Votre proposition ressemble de près à la mesure prévue par l’article 45 du PLFSS, qui d’ailleurs n’a pas soulevé chez les audioprothésistes les mêmes réprobations que chez les opticiens ou les dentistes…
L.G. : Cette piste nous paraît en effet extrêmement intéressante. Les aides auditives sont très mal remboursées dans notre pays : en cumulant les prises en charge de l’Assurance maladie et de leur complémentaire maladie, les Français totalisent à peine 450 à 500 euros, soit moins que les seuls remboursements publics d’autres pays limitrophes, comme l’Allemagne, la Suisse ou l’Italie. Ainsi, fixer un plancher et un plafond de prise en charge incitera les complémentaires santé à proposer des remboursements qui permettront au moins l’acquisition d’une solution d’entrée de gamme avec un faible reste à charge. Avec l’association d’un plancher, d’un plafond et d’un conventionnement national à côté des prix libres, chacun fera sa part pour une meilleure accessibilité à l’appareillage auditif.

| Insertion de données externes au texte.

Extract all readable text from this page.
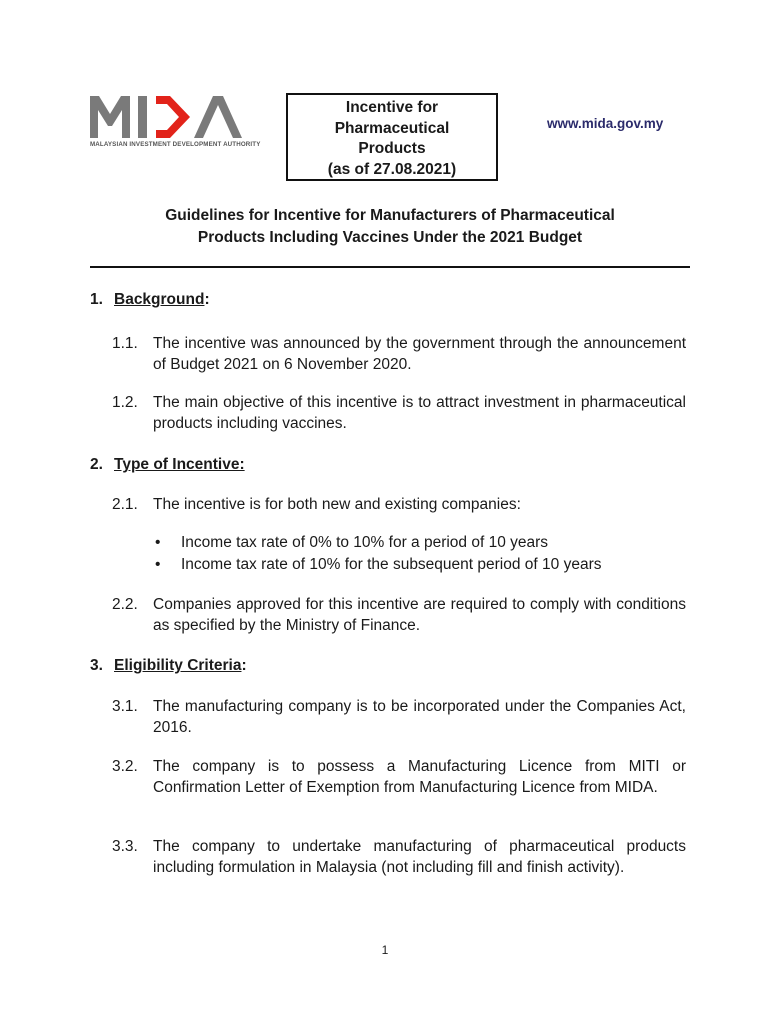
MALAYSIAN INVESTMENT DEVELOPMENT AUTHORITY
Incentive for
Pharmaceutical
Products
(as of 27.08.2021)
www.mida.gov.my
Guidelines for Incentive for Manufacturers of Pharmaceutical
Products Including Vaccines Under the 2021 Budget
1. Background:
1.1. The incentive was announced by the government through the announcement of Budget 2021 on 6 November 2020.
1.2. The main objective of this incentive is to attract investment in pharmaceutical products including vaccines.
2. Type of Incentive:
2.1. The incentive is for both new and existing companies:
• Income tax rate of 0% to 10% for a period of 10 years
• Income tax rate of 10% for the subsequent period of 10 years
2.2. Companies approved for this incentive are required to comply with conditions as specified by the Ministry of Finance.
3. Eligibility Criteria:
3.1. The manufacturing company is to be incorporated under the Companies Act, 2016.
3.2. The company is to possess a Manufacturing Licence from MITI or Confirmation Letter of Exemption from Manufacturing Licence from MIDA.
3.3. The company to undertake manufacturing of pharmaceutical products including formulation in Malaysia (not including fill and finish activity).
1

Quel pourrait être ce niveau plancher de remboursement ?
L.G. : Nous sommes en train de négocier une revalorisation du tarif CMU-C. Nous avons proposé 850 euros par appareil pour les deux oreilles. Si on obtenait une valeur proche de cette somme, celle-ci pourrait devenir le remboursement plancher en audio dans les contrats responsables et pourrait aussi devenir le tarif opposable pour les bénéficiaires de l’ACS (Aide à l’acquisition d’une complémentaire santé).
Et le remboursement plafond ?
L.G. : Ce n’est pas à nous seuls de le situer. Celui-ci doit être fixé en concertation avec les pouvoirs publics et les complémentaires santé.
Ne craignez-vous pas, comme les opticiens, que la mise en œuvre de cette mesure tire la qualité des équipements vers le bas ?
L.G. : Non, car de toute façon, en audio, nous n’avons pas ce problème de mauvaise qualité des produits. Tous sont normés et achetés à nos fabricants habituels. La situation n’est pas comparable à l’optique. Par ailleurs, cette proposition devra co-exister avec des prix libres : il n’est pas question que ceux qui souhaitent les produits les plus haut de gamme ne puissent pas les acquérir.